Avventurarsi in auto verso il centro storico di San Felice Circeo in piena estate è un'impresa. I nuovi parcheggi nonostante i puntuali annunci che si susseguono da decenni non sono stati realizzati. Per cui gli stalli sono ovviamente insufficienti e in più la viabilità di per sé è problematica. Senza contare i soliti incivili che parcheggiano anche laddove per chiare ragioni sono vigenti i divieti di sosta. Ad esempio su via dell'Acropoli, dove certe sere c'è il rischio concreto che in caso di necessità non possano transitare neppure i mezzi di soccorso.
Una situazione insostenibile, alla quale l'amministrazione comunale ha provato a trovare una soluzione correndo ai ripari dopo le segnalazioni dei vari problemi inviate dalla polizia locale e dalla protezione civile.

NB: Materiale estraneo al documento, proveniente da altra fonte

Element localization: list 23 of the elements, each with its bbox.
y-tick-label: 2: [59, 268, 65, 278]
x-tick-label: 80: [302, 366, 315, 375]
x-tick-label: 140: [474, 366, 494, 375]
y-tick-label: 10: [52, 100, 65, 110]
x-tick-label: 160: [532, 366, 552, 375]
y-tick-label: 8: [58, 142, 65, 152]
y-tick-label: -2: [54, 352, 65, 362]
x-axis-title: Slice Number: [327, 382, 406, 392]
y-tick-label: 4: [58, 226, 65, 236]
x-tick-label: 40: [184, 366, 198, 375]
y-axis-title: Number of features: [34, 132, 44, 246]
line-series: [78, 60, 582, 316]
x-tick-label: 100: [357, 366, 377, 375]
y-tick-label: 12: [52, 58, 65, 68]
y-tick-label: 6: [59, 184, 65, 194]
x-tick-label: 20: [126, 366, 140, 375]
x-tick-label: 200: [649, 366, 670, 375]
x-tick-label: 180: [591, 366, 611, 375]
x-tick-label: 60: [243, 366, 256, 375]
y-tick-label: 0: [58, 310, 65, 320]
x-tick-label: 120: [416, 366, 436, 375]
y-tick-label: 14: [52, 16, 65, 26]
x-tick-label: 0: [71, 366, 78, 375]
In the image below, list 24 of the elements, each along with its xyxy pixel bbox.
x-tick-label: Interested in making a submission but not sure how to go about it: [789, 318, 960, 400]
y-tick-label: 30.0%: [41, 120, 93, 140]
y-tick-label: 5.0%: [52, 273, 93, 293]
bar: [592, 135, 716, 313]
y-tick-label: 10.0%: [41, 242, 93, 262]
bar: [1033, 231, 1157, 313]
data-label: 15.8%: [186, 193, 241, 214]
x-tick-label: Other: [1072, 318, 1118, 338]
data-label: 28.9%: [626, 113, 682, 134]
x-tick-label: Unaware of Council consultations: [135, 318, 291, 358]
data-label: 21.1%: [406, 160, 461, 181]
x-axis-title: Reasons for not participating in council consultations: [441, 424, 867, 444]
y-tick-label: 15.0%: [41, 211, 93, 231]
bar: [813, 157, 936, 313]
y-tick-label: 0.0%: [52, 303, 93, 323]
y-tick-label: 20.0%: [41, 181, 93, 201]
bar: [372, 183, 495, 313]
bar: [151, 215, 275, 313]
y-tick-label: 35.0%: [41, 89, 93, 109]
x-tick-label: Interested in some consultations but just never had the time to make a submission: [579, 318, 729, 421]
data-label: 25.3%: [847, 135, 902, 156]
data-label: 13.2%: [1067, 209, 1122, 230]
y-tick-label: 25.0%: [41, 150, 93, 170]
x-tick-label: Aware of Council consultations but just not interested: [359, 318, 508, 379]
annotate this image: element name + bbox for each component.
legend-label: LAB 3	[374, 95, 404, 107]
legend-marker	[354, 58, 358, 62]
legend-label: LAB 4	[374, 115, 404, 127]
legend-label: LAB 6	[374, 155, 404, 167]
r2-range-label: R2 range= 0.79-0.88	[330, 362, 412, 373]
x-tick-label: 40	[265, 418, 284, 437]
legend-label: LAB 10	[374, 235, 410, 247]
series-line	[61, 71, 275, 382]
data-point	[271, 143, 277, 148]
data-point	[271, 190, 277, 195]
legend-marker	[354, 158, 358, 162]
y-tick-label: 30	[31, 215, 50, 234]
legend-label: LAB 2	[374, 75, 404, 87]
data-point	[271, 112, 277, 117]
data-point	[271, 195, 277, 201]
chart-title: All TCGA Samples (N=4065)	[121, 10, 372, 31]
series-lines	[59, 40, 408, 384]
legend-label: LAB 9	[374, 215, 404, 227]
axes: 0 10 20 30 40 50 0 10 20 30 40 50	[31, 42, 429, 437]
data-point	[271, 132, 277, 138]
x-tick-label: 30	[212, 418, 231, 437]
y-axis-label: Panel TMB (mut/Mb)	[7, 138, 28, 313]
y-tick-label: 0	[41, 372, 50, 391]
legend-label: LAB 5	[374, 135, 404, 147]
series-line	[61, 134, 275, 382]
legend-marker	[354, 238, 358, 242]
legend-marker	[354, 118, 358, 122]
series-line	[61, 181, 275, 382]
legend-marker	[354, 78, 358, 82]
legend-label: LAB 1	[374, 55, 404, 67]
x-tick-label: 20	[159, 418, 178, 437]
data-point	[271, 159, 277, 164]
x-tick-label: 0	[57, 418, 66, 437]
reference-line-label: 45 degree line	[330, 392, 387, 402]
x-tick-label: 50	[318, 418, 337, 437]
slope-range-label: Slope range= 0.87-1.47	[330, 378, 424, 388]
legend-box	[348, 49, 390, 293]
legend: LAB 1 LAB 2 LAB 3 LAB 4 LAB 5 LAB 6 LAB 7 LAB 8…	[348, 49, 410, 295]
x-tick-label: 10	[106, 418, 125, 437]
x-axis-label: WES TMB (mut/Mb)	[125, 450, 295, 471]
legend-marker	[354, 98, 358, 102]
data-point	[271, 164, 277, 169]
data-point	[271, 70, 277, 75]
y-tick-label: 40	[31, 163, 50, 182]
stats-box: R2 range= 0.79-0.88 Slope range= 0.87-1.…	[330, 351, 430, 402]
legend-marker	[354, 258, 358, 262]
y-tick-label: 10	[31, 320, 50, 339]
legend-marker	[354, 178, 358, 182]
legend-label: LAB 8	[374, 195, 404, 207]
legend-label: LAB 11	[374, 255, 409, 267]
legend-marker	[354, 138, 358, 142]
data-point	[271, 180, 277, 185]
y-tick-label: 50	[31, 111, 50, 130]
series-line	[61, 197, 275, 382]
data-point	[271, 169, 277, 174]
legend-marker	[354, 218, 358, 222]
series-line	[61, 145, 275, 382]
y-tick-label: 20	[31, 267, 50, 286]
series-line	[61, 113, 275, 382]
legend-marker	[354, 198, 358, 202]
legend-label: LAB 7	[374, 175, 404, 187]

«Sono state evidenziate criticità del traffico sul centro storico - si legge nella delibera di giunta - e le difficoltà che i mezzi di soccorso avrebbero, in caso di incendio, a raggiungere i luoghi interessati, nonché il potenziale pericolo che si verrebbe a creare sia per le persone che vi si riversano sia per il territorio di alto pregio naturalistico». La situazione è problematica anche sotto un altro aspetto. «L'importante traffico veicolare che si sviluppa rappresenta anche un forte disagio per l'ambiente compromesso dai gas di scarico delle auto». Per questo motivo, al fine di provare a incentivare la mobilità sostenibile, si è deciso di puntare sull'istituzione di navette gratuite che colleghino la parte alta e quella bassa del paese. Un provvedimento definito come «necessario» anche per garantire la sicurezza dei cittadini e del patrimonio naturalistico del Circeo.
Saranno tre i bus-navetta, con corse straordinarie gratuite dalle 21 alle 2. Le date previste sono dall'11 al 20 agosto, poi dal 25 al 27; a settembre dall'1 al 3.
Il costo complessivo del servizio è stato quantificato in 27.500 euro. Somma che sarà finanziata direttamente con soldi comunali prelevati dal fondo di riserva.